All's Well(29)



They exchange looks. I’m making my little stand. It’s lame. It’s easily swatted away. My attempt to stand up for myself when I can’t even physically stand.

“What we’ve heard is that you’ve insisted, despite their repeated misgivings, which they have communicated to you, on putting on another play. One they don’t like at all. What is it called again? As You Like It?”

“Something like that,” Comb-over says.

“All’s Well,” I correct.

“Excuse me?”

“All’s. Well. That Ends. Well. That’s the name of the play.”

“Never heard of it,” Bow Tie says. As if that settles it.

“You sure that’s a play?” Comb-over says.

“By Shakespeare?” the dean clarifies.

“Maybe it was one of those that was written by other people,” Bow Tie offers. “Didn’t he have other people writing for him?”

“Bacon, I think,” Comb-over says.

“Francis Bacon, absolutely,” the dean fills in, nodding.

“Marlowe too, wasn’t it?” Bow Tie adds.

“Christopher Marlowe, oh yes,” the dean says, nodding vigorously now in the direction of Bow Tie.

“It’s a play by Shakespeare,” I say quietly, though I want to scream. “One of the problem plays.”

“And we’re sure it’s wonderful,” the dean says. “But here’s the thing, Miranda: the students don’t agree. And here’s the other thing: our donors feel the same way. Now, of course it’s not up to us to tell you how to do your job, Miranda, am I right?”

“Course not,” Comb-over says.

“No sir,” says Bow Tie.

“I mean, we’re not theater people by any means, are we?”

“Nope.”

“And you are the director after all, aren’t you?”

“Am I?” I ask them. I’m really asking.

They ignore this.

“But we also know that you, more than anyone, would want to see Theater Studies flourish again, am I right? Get a new stage. Get that platform you talked with me about once. The one that extends into the audience, remember? What was that called again?”

I stare at his desk. “A thrust,” I whisper.

“Right, a thrust.”

“We know too that you would hate to see the program shrink,” Bow Tie says.

“Dry up,” Comb-over adds.

“Become obsolete,” Bow Tie finishes.

They look at me meaningfully.

“Am I right?” Puffy Nips says to me softly.

I seduced this man when I got the job. Not physically, psychically. It was easy, can I tell you how easy? How I fed off my audience, so long since I’d had an audience. How I shimmered with local glamour. Radiated a nonthreatening competence. It helped that I was replacing Professor Duncan, a withered, old Shelley scholar a decade past retirement and only tangentially qualified to direct. By contrast, and with the help of makeup and drugs, I appeared to be a shiny, pretty new coin fresh from the stage. Winking under the dean’s bleakly flickering lights. Dropping one glittering theater anecdote after another. We have such great theater right here in Massachusetts, don’t you agree?

Oh, definitely, Ms. Fitch.

My body in this room was seduction enough, promise enough, for him. I merely had to make my voice slightly pliable, a trick from my Helen or was it my Snow White days? Merely had to seem dumber, more helpless, more open to suggestion, than I actually was.

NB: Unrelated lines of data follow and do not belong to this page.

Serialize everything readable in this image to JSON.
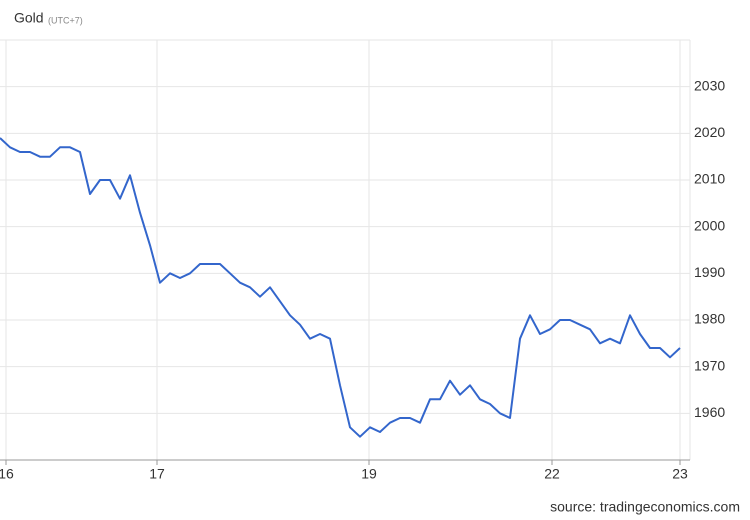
{
  "chart_data": {
    "type": "line",
    "title": "Gold",
    "subtitle": "(UTC+7)",
    "source": "source: tradingeconomics.com",
    "x": [
      0,
      1,
      2,
      3,
      4,
      5,
      6,
      7,
      8,
      9,
      10,
      11,
      12,
      13,
      14,
      15,
      16,
      17,
      18,
      19,
      20,
      21,
      22,
      23,
      24,
      25,
      26,
      27,
      28,
      29,
      30,
      31,
      32,
      33,
      34,
      35,
      36,
      37,
      38,
      39,
      40,
      41,
      42,
      43,
      44,
      45,
      46,
      47,
      48,
      49,
      50,
      51,
      52,
      53,
      54,
      55,
      56,
      57,
      58,
      59,
      60,
      61,
      62,
      63,
      64,
      65,
      66,
      67,
      68
    ],
    "series": [
      {
        "name": "Gold",
        "color": "#3366cc",
        "values": [
          2019,
          2017,
          2016,
          2016,
          2015,
          2015,
          2017,
          2017,
          2016,
          2007,
          2010,
          2010,
          2006,
          2011,
          2003,
          1996,
          1988,
          1990,
          1989,
          1990,
          1992,
          1992,
          1992,
          1990,
          1988,
          1987,
          1985,
          1987,
          1984,
          1981,
          1979,
          1976,
          1977,
          1976,
          1966,
          1957,
          1955,
          1957,
          1956,
          1958,
          1959,
          1959,
          1958,
          1963,
          1963,
          1967,
          1964,
          1966,
          1963,
          1962,
          1960,
          1959,
          1976,
          1981,
          1977,
          1978,
          1980,
          1980,
          1979,
          1978,
          1975,
          1976,
          1975,
          1981,
          1977,
          1974,
          1974,
          1972,
          1974
        ]
      }
    ],
    "xlim": [
      0,
      69
    ],
    "xticks": [
      {
        "value": 0.6,
        "label": "16"
      },
      {
        "value": 15.7,
        "label": "17"
      },
      {
        "value": 36.9,
        "label": "19"
      },
      {
        "value": 55.2,
        "label": "22"
      },
      {
        "value": 68.0,
        "label": "23"
      }
    ],
    "ylim": [
      1950,
      2040
    ],
    "yticks": [
      1960,
      1970,
      1980,
      1990,
      2000,
      2010,
      2020,
      2030
    ],
    "grid": true
  }
}
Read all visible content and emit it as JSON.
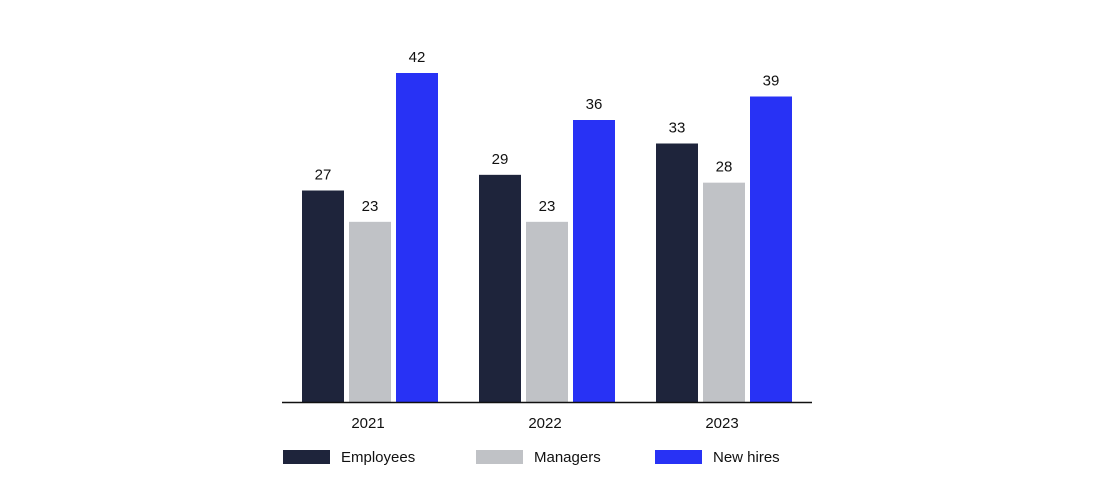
{
  "chart_data": {
    "type": "bar",
    "categories": [
      "2021",
      "2022",
      "2023"
    ],
    "series": [
      {
        "name": "Employees",
        "color": "#1e243b",
        "values": [
          27,
          29,
          33
        ]
      },
      {
        "name": "Managers",
        "color": "#c0c2c6",
        "values": [
          23,
          23,
          28
        ]
      },
      {
        "name": "New hires",
        "color": "#2832f5",
        "values": [
          42,
          36,
          39
        ]
      }
    ],
    "ylim": [
      0,
      42
    ]
  }
}
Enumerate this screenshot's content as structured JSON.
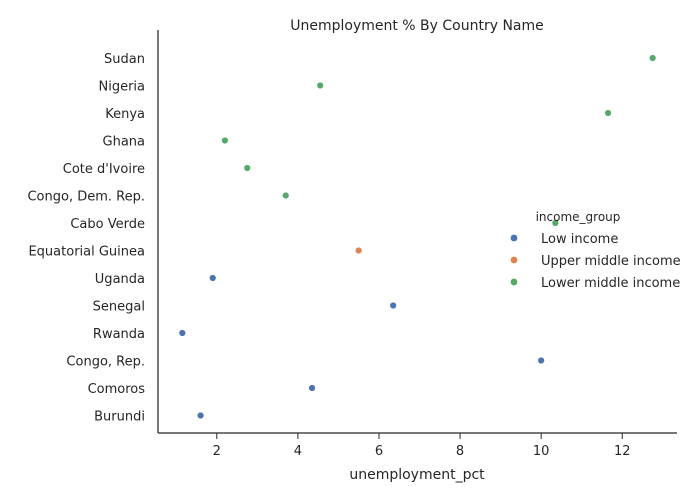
{
  "chart_data": {
    "type": "scatter",
    "title": "Unemployment % By Country Name",
    "xlabel": "unemployment_pct",
    "ylabel": "",
    "xlim": [
      0.55,
      13.35
    ],
    "xticks": [
      "2",
      "4",
      "6",
      "8",
      "10",
      "12"
    ],
    "categories": [
      "Sudan",
      "Nigeria",
      "Kenya",
      "Ghana",
      "Cote d'Ivoire",
      "Congo, Dem. Rep.",
      "Cabo Verde",
      "Equatorial Guinea",
      "Uganda",
      "Senegal",
      "Rwanda",
      "Congo, Rep.",
      "Comoros",
      "Burundi"
    ],
    "legend_title": "income_group",
    "legend_position": "right",
    "grid": false,
    "series": [
      {
        "name": "Low income",
        "color": "#4C72B0",
        "points": [
          {
            "y": "Uganda",
            "x": 1.9
          },
          {
            "y": "Senegal",
            "x": 6.35
          },
          {
            "y": "Rwanda",
            "x": 1.15
          },
          {
            "y": "Congo, Rep.",
            "x": 10.0
          },
          {
            "y": "Comoros",
            "x": 4.35
          },
          {
            "y": "Burundi",
            "x": 1.6
          }
        ]
      },
      {
        "name": "Upper middle income",
        "color": "#DD8452",
        "points": [
          {
            "y": "Equatorial Guinea",
            "x": 5.5
          }
        ]
      },
      {
        "name": "Lower middle income",
        "color": "#55A868",
        "points": [
          {
            "y": "Sudan",
            "x": 12.75
          },
          {
            "y": "Nigeria",
            "x": 4.55
          },
          {
            "y": "Kenya",
            "x": 11.65
          },
          {
            "y": "Ghana",
            "x": 2.2
          },
          {
            "y": "Cote d'Ivoire",
            "x": 2.75
          },
          {
            "y": "Congo, Dem. Rep.",
            "x": 3.7
          },
          {
            "y": "Cabo Verde",
            "x": 10.35
          }
        ]
      }
    ]
  }
}
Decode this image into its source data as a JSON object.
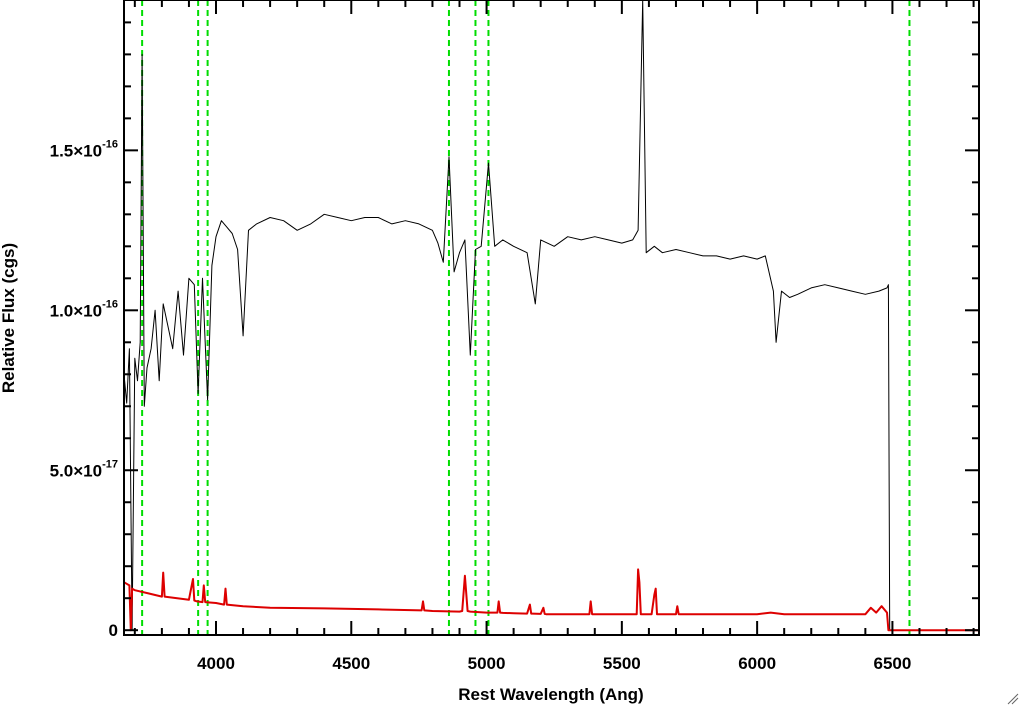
{
  "chart_data": {
    "type": "line",
    "title": "",
    "xlabel": "Rest Wavelength (Ang)",
    "ylabel": "Relative Flux (cgs)",
    "xlim": [
      3660,
      6820
    ],
    "ylim": [
      -1.5e-18,
      1.97e-16
    ],
    "grid": false,
    "legend": "none",
    "x_ticks": [
      {
        "value": 4000,
        "label": "4000"
      },
      {
        "value": 4500,
        "label": "4500"
      },
      {
        "value": 5000,
        "label": "5000"
      },
      {
        "value": 5500,
        "label": "5500"
      },
      {
        "value": 6000,
        "label": "6000"
      },
      {
        "value": 6500,
        "label": "6500"
      }
    ],
    "y_ticks": [
      {
        "value": 0,
        "mantissa": "0",
        "exponent": ""
      },
      {
        "value": 5e-17,
        "mantissa": "5.0×10",
        "exponent": "-17"
      },
      {
        "value": 1e-16,
        "mantissa": "1.0×10",
        "exponent": "-16"
      },
      {
        "value": 1.5e-16,
        "mantissa": "1.5×10",
        "exponent": "-16"
      }
    ],
    "reference_lines_x": [
      3727,
      3934,
      3969,
      4861,
      4959,
      5007,
      6563
    ],
    "series": [
      {
        "color": "#000000",
        "x": [
          3660,
          3670,
          3680,
          3690,
          3700,
          3710,
          3720,
          3727,
          3735,
          3745,
          3760,
          3775,
          3790,
          3805,
          3820,
          3840,
          3860,
          3880,
          3900,
          3920,
          3934,
          3950,
          3969,
          3985,
          4000,
          4020,
          4040,
          4060,
          4080,
          4100,
          4120,
          4150,
          4200,
          4250,
          4300,
          4350,
          4400,
          4450,
          4500,
          4550,
          4600,
          4650,
          4700,
          4750,
          4800,
          4820,
          4840,
          4861,
          4880,
          4900,
          4920,
          4940,
          4959,
          4980,
          5007,
          5030,
          5060,
          5100,
          5150,
          5180,
          5200,
          5250,
          5300,
          5350,
          5400,
          5450,
          5500,
          5540,
          5560,
          5577,
          5590,
          5620,
          5650,
          5700,
          5750,
          5800,
          5850,
          5900,
          5950,
          6000,
          6030,
          6060,
          6070,
          6090,
          6120,
          6150,
          6200,
          6250,
          6300,
          6350,
          6400,
          6450,
          6480,
          6485,
          6490,
          6500,
          6820
        ],
        "y": [
          8e-17,
          7.1e-17,
          8.8e-17,
          0,
          8.5e-17,
          7.8e-17,
          9e-17,
          1.8e-16,
          7e-17,
          8.2e-17,
          8.8e-17,
          1e-16,
          7.8e-17,
          1.02e-16,
          9.6e-17,
          8.8e-17,
          1.06e-16,
          8.6e-17,
          1.1e-16,
          1.08e-16,
          7.4e-17,
          1.1e-16,
          7.2e-17,
          1.14e-16,
          1.23e-16,
          1.28e-16,
          1.26e-16,
          1.24e-16,
          1.19e-16,
          9.2e-17,
          1.25e-16,
          1.27e-16,
          1.29e-16,
          1.28e-16,
          1.25e-16,
          1.27e-16,
          1.3e-16,
          1.29e-16,
          1.28e-16,
          1.29e-16,
          1.29e-16,
          1.27e-16,
          1.28e-16,
          1.27e-16,
          1.25e-16,
          1.21e-16,
          1.15e-16,
          1.48e-16,
          1.12e-16,
          1.18e-16,
          1.22e-16,
          8.6e-17,
          1.19e-16,
          1.2e-16,
          1.46e-16,
          1.2e-16,
          1.22e-16,
          1.2e-16,
          1.18e-16,
          1.02e-16,
          1.22e-16,
          1.2e-16,
          1.23e-16,
          1.22e-16,
          1.23e-16,
          1.22e-16,
          1.21e-16,
          1.22e-16,
          1.25e-16,
          1.97e-16,
          1.18e-16,
          1.2e-16,
          1.18e-16,
          1.19e-16,
          1.18e-16,
          1.17e-16,
          1.17e-16,
          1.16e-16,
          1.17e-16,
          1.16e-16,
          1.17e-16,
          1.06e-16,
          9e-17,
          1.06e-16,
          1.04e-16,
          1.05e-16,
          1.07e-16,
          1.08e-16,
          1.07e-16,
          1.06e-16,
          1.05e-16,
          1.06e-16,
          1.07e-16,
          1.08e-16,
          0,
          0,
          0
        ]
      },
      {
        "color": "#dd0000",
        "x": [
          3660,
          3670,
          3680,
          3685,
          3690,
          3700,
          3750,
          3800,
          3805,
          3810,
          3900,
          3915,
          3920,
          3930,
          3950,
          3955,
          3960,
          4000,
          4030,
          4035,
          4040,
          4100,
          4200,
          4400,
          4600,
          4760,
          4765,
          4770,
          4800,
          4900,
          4910,
          4920,
          4930,
          4940,
          5000,
          5040,
          5045,
          5050,
          5060,
          5100,
          5150,
          5160,
          5165,
          5170,
          5200,
          5210,
          5215,
          5220,
          5300,
          5380,
          5385,
          5390,
          5400,
          5500,
          5555,
          5560,
          5565,
          5570,
          5590,
          5610,
          5620,
          5625,
          5630,
          5640,
          5700,
          5705,
          5710,
          5720,
          6000,
          6050,
          6100,
          6400,
          6420,
          6440,
          6460,
          6480,
          6485,
          6490,
          6820
        ],
        "y": [
          1.5e-17,
          1.45e-17,
          1.4e-17,
          0,
          1.3e-17,
          1.25e-17,
          1.15e-17,
          1.05e-17,
          1.8e-17,
          1.05e-17,
          9.5e-18,
          1.6e-17,
          9.3e-18,
          9e-18,
          8.8e-18,
          1.4e-17,
          8.8e-18,
          8.5e-18,
          8e-18,
          1.3e-17,
          8e-18,
          7.5e-18,
          7e-18,
          6.8e-18,
          6.5e-18,
          6.2e-18,
          9e-18,
          6.2e-18,
          6e-18,
          5.8e-18,
          6e-18,
          1.7e-17,
          6e-18,
          5.8e-18,
          5.5e-18,
          5.5e-18,
          9e-18,
          5.5e-18,
          5.4e-18,
          5.3e-18,
          5.2e-18,
          8e-18,
          5.2e-18,
          5.2e-18,
          5.1e-18,
          7e-18,
          5.1e-18,
          5e-18,
          5e-18,
          5e-18,
          9e-18,
          5e-18,
          5e-18,
          5e-18,
          5e-18,
          1.9e-17,
          1.5e-17,
          5e-18,
          5e-18,
          5e-18,
          1.1e-17,
          1.3e-17,
          5e-18,
          5e-18,
          5e-18,
          7.5e-18,
          5e-18,
          5e-18,
          5e-18,
          5.5e-18,
          5e-18,
          5e-18,
          7e-18,
          5.5e-18,
          7.5e-18,
          5.5e-18,
          0,
          0,
          0
        ]
      }
    ]
  },
  "colors": {
    "reference_line": "#00dd00",
    "axis": "#000000",
    "background": "#ffffff"
  }
}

And why would someone like you be looking to teach at our little college? he asked me, his final question. Only then did I falter. Only then did my smile slip. Sweat broke on my brow briefly. I thought: Because my dreams have been killed. Because this is the beginning of my end.

But I gathered myself, attempted to look thoughtful. I gazed at the dean’s waiting expression. The ugly concrete wall behind him, the grim clockface.

The theater has given me so much, I said, and smiled. I’d just really love to give back now.

He smiled at that. He bought it. I bought it myself. Believed my own lie even as the truth rankled within me. You would have thought I actually fucking wanted the job.

That interview was my best performance in years.

Now, of course, things have changed. Now he can see my actual helplessness, my interior deadness, my atrophied body shrouded in its tea-length dress. My gray hairs, which I do nothing to disguise. My lipstick that clashes with the misery on my face. My new despair-wrinkles, my pallor of lost hope. My forehead permanently furrowed from explaining myself to doctors, from trying to get a straight answer from Mark, Luke, Todd, John. Just fucking tell me. Is it structural? Is it mechanical? Is it neurological?

It could be a number of things, Mark always says from behind his clasped hands.

“We’re not telling you what to do, Miranda,” the dean says now.

“We’re telling you to consider,” Comb-over says.

“To deeply consider—” Bow Tie adds.

“Switching to that other play.”

“Macbeth.”

The dean winces playfully for my benefit. Whoopsie! “Anyway. You think about it, okay, Miranda? Good luck!”

“They don’t say good luck in theater,” Bow Tie says, popping a mint into his mouth.